Happy Napa Valley Auction Week—Bring Millions

ANV“Auction Week” in Napa Valley has begun. The way you can tell are all the little signs floating around the Valley that wish you a “Happy” auction week.

For the uninitiated, Auction Napa Valley is the signature annual event of the Napa Valley Vintners, the organization of Napa Valley wineries that promote the idea of Napa Valley and its wines as well as take steps to defend the commercial interests of the “Napa Valley” brand as it pertains to wine. The three-day event features lavish dinners, an auction of barrels of wine and the main event: The Saturday auction of winery-sponsored lots under the tent at Meadowood Resort.

For those in the Valley but not attending the auction, there is another hint that Auction Week is underway besides the signs around the Valley. One need only stand outside, look up into the sky and watch the numerous private jets coasting to a landing at the Napa Valley municipal airport.

Auction Napa Valley attracts the 1%. And it is this 1% along with the generosity of the Napa Valley Vintners that results in proceeds that bring in millions of dollars for local health-related institutions and education. Over the history of the Auction, more than $111 million dollars has been raised. But it’s not as though the annual proceeds have always exceeded the previous year. In fact, by looking at the chart here you can see that the proceeds of the auction have gone up and down. This year, the organizers are hoping to significantly exceed last year’s $8 million take and go beyond the record-setting take of $10.5 million in 2005.
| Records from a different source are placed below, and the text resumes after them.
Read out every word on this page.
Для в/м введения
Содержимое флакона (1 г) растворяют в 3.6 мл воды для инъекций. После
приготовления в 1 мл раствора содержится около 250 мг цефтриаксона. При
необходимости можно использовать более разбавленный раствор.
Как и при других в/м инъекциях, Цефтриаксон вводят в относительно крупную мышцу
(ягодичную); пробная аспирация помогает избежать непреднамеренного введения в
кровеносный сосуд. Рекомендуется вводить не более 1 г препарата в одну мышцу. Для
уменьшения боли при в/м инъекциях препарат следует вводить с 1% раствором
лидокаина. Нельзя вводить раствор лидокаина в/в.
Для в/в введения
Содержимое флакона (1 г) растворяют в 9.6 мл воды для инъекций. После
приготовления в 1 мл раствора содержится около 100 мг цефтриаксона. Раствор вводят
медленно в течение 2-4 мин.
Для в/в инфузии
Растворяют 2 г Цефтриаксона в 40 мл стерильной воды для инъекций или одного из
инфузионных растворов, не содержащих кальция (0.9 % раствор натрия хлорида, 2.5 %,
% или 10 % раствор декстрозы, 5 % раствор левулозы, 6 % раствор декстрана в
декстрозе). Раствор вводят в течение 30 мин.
If this goal is achieved, it will be as a result of the bidders’ desire to travel. Of the 46 Live Auction Lots to be sold on Saturday at Meadowood, 30 include travel to some part of the globe, including multi-day excursions to:

• The Arctic Circle
• Buenos Aires
• Florence, Italy
• Paris France
• New York
• Park City, Utah
• South Africa
• London
• Kentucky (Derby)
• Tokyo
• Lake Como, Italy
• Cannes, France
• Scotland
• Nashville
• Tuscany
• South Korea
• Sun Valley, Idaho
• Montana
• Cabo San Lucas
• Telluride, Colorado
• China

You can read through the various live auction lots here. Some of them are spectacular in a “Holy-Cow-Are-You-Kidding-Really-An-Aston-Martin?” kind of way.

There has always been a bit of friendly competition among the Napa Valley vintners to create the most spectacular auction lot and for bragging rights over whose lot garnered the highest winning bid. In the past various lots have gone to bidders willing to spend upwards of $100,000 to $600,000 or more for the various lots offered under the tent.


2 Responses

  1. John Skupny - May 29, 2013

    For many of us members of the Napa Valley Vintners the annual Auction Napa Valley has nothing to do with ‘bragging rights’ or attracting the 1%, or defending the Napa name – It is because it is a way to pay back and pay forward to the community that we live in. The original focus on health care institutions was decided upon because Napa County was one of the few California counties that did not have a public health network or ‘General Hospital’. Since its inception Auction Napa Valley has carefully widened the recipients through careful public input and definitive needs assessments to take care of the people most in need in our community.
    Considering the thousands of requests that a winery receives to ‘donate’ a bottle or two to otherwise worthy causes, by participating in Auction Napa Valley we keep the money locally and get acknowledged globally!

  2. Kurt Burris - May 29, 2013

    This is partially jealousy because despite a career in the wine industry I have never scored tickets to the auction. It seems the over the top auction lots just feed in to the elitist image that the wine industry as a whole has with most consumers. That being said, I think where the money goes is great and if this is the sort of lots it takes, then that’s OK.